The Exhibitionist: Electronic, from Kraftwerk to The Chemical Brothers
As museums emerge from Covid-enforced hibernation, like unfurling hedgehogs, now is the chance to visit those exhibitions you wished you had seen before lockdown. But there are also a few new shows to take in that were put into cold storage before the pandemic paralysis and now appear, fresh and exciting, to help us move on.
One such is Electronic: From Kraftwerk to The Chemical Brothers, at the Design Museum in Kensington. Sadly, I was never a raver, and it’s a bit late for me to start trying to become one in my fifties. So this is as close as I will come. The opening night party for the exhibition was a distinctly un-rave-like occasion, socially distanced with individually wrapped nibbles (which did give you the opportunity to leave with a stash for your children). But once inside the show… Raves, of course, are back in fashion, and this show hints at why. There are two huge prints from my favourite photographer, Andreas Gursky, taken in Düsseldorf in 1995 – and they are mesmerising, allowing you to focus on individual dancers lost in the reverie of the evening. A flavour of what is to come.
Electronic music is the relentless beat of synthesised music, and it will surprise you to learn that it has been around for well over a century, with the creation of the first synthesiser, the Telharmonium in 1901. There are wonderful photographs of white coat-clad scientists poring over instruments that look like NASA command control units. Interestingly, a lot of the scientists were women like Daphne Oram and Delia Derbyshire, at a time when women were not prominent in the world of science. Little did they realise the cultural phenomenon they would one day release. And this was a cultural phenomenon, with the rave scene shaping youth and contemporary culture from Detroit to Chicago, and from Berlin to Paris (this exhibition was originally curated in France).
Britain itself had the second Summer of Love in the mid-Nineties, which shaped the experience and outlook of a whole generation of teenagers who are presumably now running multinationals. The DJs and the bands became famous – but strangely anonymous, hidden behind desks and twiddling knobs, or staging theatrical shows that presaged virtual reality – Kraftwerk, The Chemical Brothers, Daft Punk – you wouldn’t recognise any of them if they walked past you in the street. This being the Design Museum, a lot of time is spent giving wall space to the covers of the records that dominated the scene.
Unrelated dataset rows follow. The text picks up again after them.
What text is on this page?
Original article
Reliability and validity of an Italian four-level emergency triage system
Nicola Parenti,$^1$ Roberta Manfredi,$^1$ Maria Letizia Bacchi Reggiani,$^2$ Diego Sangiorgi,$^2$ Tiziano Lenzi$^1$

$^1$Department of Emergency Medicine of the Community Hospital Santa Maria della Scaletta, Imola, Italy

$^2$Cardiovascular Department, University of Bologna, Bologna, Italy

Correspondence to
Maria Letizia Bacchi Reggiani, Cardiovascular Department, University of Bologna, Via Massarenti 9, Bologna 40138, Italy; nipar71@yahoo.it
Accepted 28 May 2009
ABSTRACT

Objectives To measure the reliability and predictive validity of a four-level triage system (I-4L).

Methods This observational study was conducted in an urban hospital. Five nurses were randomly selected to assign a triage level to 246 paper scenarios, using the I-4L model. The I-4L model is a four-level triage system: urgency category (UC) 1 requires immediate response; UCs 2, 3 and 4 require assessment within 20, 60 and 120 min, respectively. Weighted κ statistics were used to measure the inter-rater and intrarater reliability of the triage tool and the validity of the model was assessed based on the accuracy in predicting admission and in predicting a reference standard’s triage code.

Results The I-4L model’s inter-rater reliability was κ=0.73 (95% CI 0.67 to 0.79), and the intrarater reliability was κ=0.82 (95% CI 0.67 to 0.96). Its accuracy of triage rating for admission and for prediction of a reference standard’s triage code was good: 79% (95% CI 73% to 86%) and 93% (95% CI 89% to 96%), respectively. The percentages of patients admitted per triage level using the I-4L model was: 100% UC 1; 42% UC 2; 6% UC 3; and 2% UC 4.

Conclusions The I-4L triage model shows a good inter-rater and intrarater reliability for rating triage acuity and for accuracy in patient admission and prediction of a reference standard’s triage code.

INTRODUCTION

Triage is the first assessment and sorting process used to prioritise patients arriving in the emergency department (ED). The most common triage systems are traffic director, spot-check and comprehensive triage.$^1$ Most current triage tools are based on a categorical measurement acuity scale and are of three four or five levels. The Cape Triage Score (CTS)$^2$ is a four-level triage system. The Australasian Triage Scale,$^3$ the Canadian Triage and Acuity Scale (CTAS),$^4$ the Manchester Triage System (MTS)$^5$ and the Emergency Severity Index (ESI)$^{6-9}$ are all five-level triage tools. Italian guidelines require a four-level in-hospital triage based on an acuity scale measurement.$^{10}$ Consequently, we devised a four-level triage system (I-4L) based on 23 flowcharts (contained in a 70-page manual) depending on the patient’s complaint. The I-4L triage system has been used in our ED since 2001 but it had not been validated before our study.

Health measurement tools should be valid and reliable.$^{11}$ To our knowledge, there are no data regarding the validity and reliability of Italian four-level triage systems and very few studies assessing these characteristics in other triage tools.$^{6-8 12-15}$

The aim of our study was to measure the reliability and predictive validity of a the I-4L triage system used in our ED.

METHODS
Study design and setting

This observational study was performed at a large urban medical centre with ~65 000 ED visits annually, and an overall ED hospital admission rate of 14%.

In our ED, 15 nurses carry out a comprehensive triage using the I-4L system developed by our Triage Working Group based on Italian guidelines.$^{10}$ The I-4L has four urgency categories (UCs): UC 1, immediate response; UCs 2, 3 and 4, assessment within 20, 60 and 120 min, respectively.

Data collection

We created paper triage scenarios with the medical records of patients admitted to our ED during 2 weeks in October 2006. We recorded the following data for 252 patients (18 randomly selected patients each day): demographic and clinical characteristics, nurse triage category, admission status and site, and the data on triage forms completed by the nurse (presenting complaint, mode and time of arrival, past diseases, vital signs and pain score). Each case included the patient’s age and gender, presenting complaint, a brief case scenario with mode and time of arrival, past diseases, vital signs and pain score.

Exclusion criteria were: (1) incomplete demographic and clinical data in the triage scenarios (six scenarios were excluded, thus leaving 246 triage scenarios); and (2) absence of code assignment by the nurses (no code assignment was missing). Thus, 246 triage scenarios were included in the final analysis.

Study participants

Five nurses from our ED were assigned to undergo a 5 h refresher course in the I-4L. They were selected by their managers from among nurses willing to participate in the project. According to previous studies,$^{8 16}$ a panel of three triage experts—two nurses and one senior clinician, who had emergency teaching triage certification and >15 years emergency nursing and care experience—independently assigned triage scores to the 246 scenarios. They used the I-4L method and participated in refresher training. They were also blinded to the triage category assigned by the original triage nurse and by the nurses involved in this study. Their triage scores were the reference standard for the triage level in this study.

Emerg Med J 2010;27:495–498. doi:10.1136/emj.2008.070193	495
The artwork is breathtaking. But there are also rooms devoted to films or light shows that give you the impression you are at a show or a club. There is a permanent soundtrack to the exhibition by the French DJ and producer Laurent Garnier, but you are also invited to bring headphones to plug in at various spots around the exhibition to listen to different examples of the music.
So here is the paradox. In 2019 France passed yet more anti-rave legislation, in the same year Paris staged this exhibition celebrating electronic music’s contribution to culture. Cultural phenomenon or threat to society? The Design Museum gives you the chance to decide.